Indonesia Bukan Negara Agama, Tapi Agama Tetap Jadi Pilar Utama, Kok Bisa?

Manado (BMBPSDM)---Kepala Pusat Pengembangan Kompetensi Sumber Daya Manusia Pendidikan dan Keagamaan, Mastuki, mengatakan nilai-nilai agama memiliki peran sentral dalam struktur kehidupan masyarakat Indonesia, dimana Indonesia bukan negara agama, tetapi juga bukan negara sekuler. Karena itu, posisi agama tetap penting dalam struktur pemerintahan.
“Melalui Pancasila, Indonesia memiliki cara khas dalam menjembatani hubungan antara agama dan negara. Nilai-nilai inilah yang menjadi dasar dibentuknya Kementerian Agama dalam jangka empat bulan pasca Kemerdekaan, sebagai instrumen negara untuk menyatukan seluruh agama,” ujar Mastuki saat memberikan materi pada Pelatihan Jarak Jauh (PJJ) yang diselenggarakan Balai Diklat Keagamaan (BDK) Manado melalui Zoom Meeting, Kamis (243/7/2025).
Lebih lanjut, Mastuki menjelaskan bahwa logo Kementerian Agama menggambarkan eratnya kaitan antara nilai kemerdekaan, Pancasila, dan religiositas. Menurutnya, angka 17 dan 45 dalam logo merujuk pada semangat 17 Agustus 1945, sementara lima sila Pancasila menjadi fondasi ideologis yang berakar pada nilai-nilai religius.
“Semua ASN Kementerian Agama harus memahami bahwa dasar nilai pelayanan kita adalah konsep Ketuhanan Yang Maha Esa, yang tidak eksklusif untuk satu agama, tetapi mencakup semua agama melalui kitab suci masing-masing,” imbuhnya.
Kitab suci, kata Mastuki, harus menjadi pedoman hidup seorang ASN Kemenag, karena tidak hanya berfungsi untuk urusan akhirat, tetapi juga untuk kesejahteraan material masyarakat. Ini tercermin dalam lambang padi dan kapas dalam logo Kemenag, yang juga terdapat dalam lambang Pancasila.

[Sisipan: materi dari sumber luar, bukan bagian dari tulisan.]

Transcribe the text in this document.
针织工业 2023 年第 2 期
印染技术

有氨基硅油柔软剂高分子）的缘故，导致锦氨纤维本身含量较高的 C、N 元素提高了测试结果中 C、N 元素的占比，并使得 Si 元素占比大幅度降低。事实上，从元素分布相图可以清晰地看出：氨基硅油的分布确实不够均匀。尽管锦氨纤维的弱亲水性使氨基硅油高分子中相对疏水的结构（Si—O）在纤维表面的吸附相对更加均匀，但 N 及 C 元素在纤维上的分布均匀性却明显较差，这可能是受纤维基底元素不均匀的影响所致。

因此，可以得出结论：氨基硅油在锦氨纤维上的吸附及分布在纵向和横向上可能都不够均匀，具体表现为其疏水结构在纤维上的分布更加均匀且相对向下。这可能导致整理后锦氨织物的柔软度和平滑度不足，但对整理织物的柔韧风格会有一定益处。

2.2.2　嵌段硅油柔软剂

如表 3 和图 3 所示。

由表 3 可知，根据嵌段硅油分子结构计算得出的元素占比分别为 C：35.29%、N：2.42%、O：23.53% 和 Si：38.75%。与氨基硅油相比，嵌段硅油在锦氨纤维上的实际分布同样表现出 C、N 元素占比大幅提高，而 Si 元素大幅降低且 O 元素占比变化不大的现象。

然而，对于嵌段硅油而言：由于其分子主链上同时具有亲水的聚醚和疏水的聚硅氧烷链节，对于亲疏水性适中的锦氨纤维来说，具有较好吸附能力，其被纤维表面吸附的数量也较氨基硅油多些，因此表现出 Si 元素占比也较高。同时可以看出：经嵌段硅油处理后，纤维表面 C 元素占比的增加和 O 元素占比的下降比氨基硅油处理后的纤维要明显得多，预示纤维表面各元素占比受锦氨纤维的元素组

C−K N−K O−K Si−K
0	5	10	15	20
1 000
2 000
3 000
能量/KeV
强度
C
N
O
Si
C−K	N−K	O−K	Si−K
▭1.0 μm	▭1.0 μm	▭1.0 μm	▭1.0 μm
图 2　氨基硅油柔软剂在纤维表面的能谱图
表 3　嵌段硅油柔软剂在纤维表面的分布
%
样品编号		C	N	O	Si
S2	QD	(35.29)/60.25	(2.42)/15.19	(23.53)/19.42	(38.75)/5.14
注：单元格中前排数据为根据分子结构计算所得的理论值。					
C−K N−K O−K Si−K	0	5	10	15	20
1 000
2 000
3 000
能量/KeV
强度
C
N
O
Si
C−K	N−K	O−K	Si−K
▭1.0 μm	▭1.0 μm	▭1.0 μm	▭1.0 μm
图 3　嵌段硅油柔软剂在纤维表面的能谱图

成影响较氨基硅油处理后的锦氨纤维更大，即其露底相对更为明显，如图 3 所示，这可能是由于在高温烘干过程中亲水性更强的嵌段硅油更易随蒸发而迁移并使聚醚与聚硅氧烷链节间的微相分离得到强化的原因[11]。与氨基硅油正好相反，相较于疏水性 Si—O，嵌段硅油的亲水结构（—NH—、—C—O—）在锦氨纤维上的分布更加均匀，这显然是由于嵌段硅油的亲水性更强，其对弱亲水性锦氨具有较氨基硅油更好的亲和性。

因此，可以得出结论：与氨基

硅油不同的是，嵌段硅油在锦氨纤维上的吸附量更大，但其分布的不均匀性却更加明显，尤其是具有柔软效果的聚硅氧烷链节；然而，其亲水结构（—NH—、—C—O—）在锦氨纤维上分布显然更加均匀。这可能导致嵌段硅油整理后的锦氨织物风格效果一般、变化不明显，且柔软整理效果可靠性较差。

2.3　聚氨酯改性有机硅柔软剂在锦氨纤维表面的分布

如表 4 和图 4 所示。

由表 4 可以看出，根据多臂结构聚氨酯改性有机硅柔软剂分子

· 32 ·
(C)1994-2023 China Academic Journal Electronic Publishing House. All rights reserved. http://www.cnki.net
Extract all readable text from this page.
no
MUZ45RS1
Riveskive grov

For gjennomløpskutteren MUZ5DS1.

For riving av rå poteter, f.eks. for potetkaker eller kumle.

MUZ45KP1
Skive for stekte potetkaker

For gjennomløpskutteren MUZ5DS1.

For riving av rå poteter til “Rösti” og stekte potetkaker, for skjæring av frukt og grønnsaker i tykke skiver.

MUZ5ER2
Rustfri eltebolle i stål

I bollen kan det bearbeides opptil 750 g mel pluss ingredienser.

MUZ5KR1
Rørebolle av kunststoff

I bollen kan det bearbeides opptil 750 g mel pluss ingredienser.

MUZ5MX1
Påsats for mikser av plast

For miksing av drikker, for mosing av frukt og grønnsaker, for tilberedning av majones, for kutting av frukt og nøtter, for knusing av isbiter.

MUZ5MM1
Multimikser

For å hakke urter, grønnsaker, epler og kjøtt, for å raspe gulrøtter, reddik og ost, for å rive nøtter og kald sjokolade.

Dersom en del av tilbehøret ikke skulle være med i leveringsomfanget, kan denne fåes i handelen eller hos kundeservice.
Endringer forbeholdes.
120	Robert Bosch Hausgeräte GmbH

Mastuki juga menyoroti visi strategis Kemenag dalam periode 2025–2029 yang diarahkan untuk menciptakan masyarakat yang rukun, maslahat, dan cerdas, melalui kontribusi pendidikan agama dan keagamaan yang berkualitas dan berkarakter. Selain itu, juga pentingnya tata kelola pemerintahan yang baik (good governance), dengan penguatan SDM, pemanfaatan sarana prasarana, dan sistem yang akuntabel dan transparan
Mastuki mengajak seluruh peserta untuk memaknai kerukunan sebagai bagian dari cinta kemanusiaan, yang merupakan ajaran universal semua agama. Menurutnya, kerukunan antarumat dan intern umat beragama di Indonesia patut menjadi model internasional. Sebagaimana “Pesan Menteri Agama yang utama adalah internalisasi nilai-nilai agama. Semakin dekat ajaran agama dengan pemeluknya, maka kehidupan akan semakin religius, toleran, dan damai,” ungkapnya.

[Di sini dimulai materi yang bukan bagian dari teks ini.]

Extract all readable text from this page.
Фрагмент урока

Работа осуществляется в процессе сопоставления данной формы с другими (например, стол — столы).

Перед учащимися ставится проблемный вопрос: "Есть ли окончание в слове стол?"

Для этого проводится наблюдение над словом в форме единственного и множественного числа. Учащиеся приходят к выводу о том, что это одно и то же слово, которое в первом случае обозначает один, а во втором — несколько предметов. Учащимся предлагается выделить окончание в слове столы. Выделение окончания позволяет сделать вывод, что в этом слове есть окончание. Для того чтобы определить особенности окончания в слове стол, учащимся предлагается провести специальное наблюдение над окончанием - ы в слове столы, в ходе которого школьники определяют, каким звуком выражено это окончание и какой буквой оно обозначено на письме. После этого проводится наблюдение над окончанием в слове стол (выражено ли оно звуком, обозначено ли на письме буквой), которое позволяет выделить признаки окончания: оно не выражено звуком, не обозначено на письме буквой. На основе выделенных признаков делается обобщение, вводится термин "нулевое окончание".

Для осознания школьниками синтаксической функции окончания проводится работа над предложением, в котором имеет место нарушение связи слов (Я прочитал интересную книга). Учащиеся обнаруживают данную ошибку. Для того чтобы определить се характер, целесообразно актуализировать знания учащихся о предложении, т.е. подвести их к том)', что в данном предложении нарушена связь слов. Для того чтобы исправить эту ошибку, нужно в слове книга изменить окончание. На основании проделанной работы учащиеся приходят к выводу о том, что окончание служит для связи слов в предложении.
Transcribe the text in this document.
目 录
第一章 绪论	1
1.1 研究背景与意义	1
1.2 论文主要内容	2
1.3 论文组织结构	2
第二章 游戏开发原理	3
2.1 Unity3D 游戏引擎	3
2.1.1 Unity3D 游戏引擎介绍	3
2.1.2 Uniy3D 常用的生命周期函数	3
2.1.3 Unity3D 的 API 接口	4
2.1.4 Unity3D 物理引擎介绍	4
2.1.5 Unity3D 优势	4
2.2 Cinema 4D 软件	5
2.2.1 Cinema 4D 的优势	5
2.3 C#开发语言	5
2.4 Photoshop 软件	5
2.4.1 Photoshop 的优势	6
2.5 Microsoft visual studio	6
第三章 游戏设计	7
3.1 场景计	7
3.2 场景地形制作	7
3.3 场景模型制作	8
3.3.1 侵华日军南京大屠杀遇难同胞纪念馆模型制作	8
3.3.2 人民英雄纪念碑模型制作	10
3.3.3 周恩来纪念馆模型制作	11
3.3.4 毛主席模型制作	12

Mastuki juga menekankan konsep ekoteologi, dengan memandang alam sebagai ciptaan Tuhan yang setara dengan manusia. “Saat kita minum air dan membaca doa, itu simbol bahwa air sebagai ciptaan Tuhan yang harus kita hargai, sebab air merupakan bagian dari nilai ketuhanan,” tegasnya.
Pada kesempatan ini, Mastuki menegaskan bahwa ASN Kemenag harus menjunjung tinggi integritas, menghindari praktik korupsi dan manipulasi. Hal ini sejalan dengan program clean government yang digaungkan Presiden Prabowo.
Mastuki juga menekankan pentingnya penguatan sistem informasi melalui platform PUSAKA (Platform Super Apps Kemenag) sebagai upaya efisiensi pelayanan dan pencegahan korupsi secara digital.
Di akhir paparannya, Mastuki menyampaikan bahwa visi besar Kementerian Agama menuju Indonesia Emas 2045 diarahkan pada tiga misi utama, yaitu:
1. Meningkatkan kualitas kehidupan beragama
2. Memperluas akses pendidikan berciri keagamaan
3. Memperkuat tata kelola pemerintahan keagamaan yang baik
Kegiatan ini diikuti para PNS dan non PNS di wilayah kerja Balai Diklat Keagamaan Manado meliputi Provinsi Sulawesi Tengah, Gorontalo, dan Sulawesi Utara.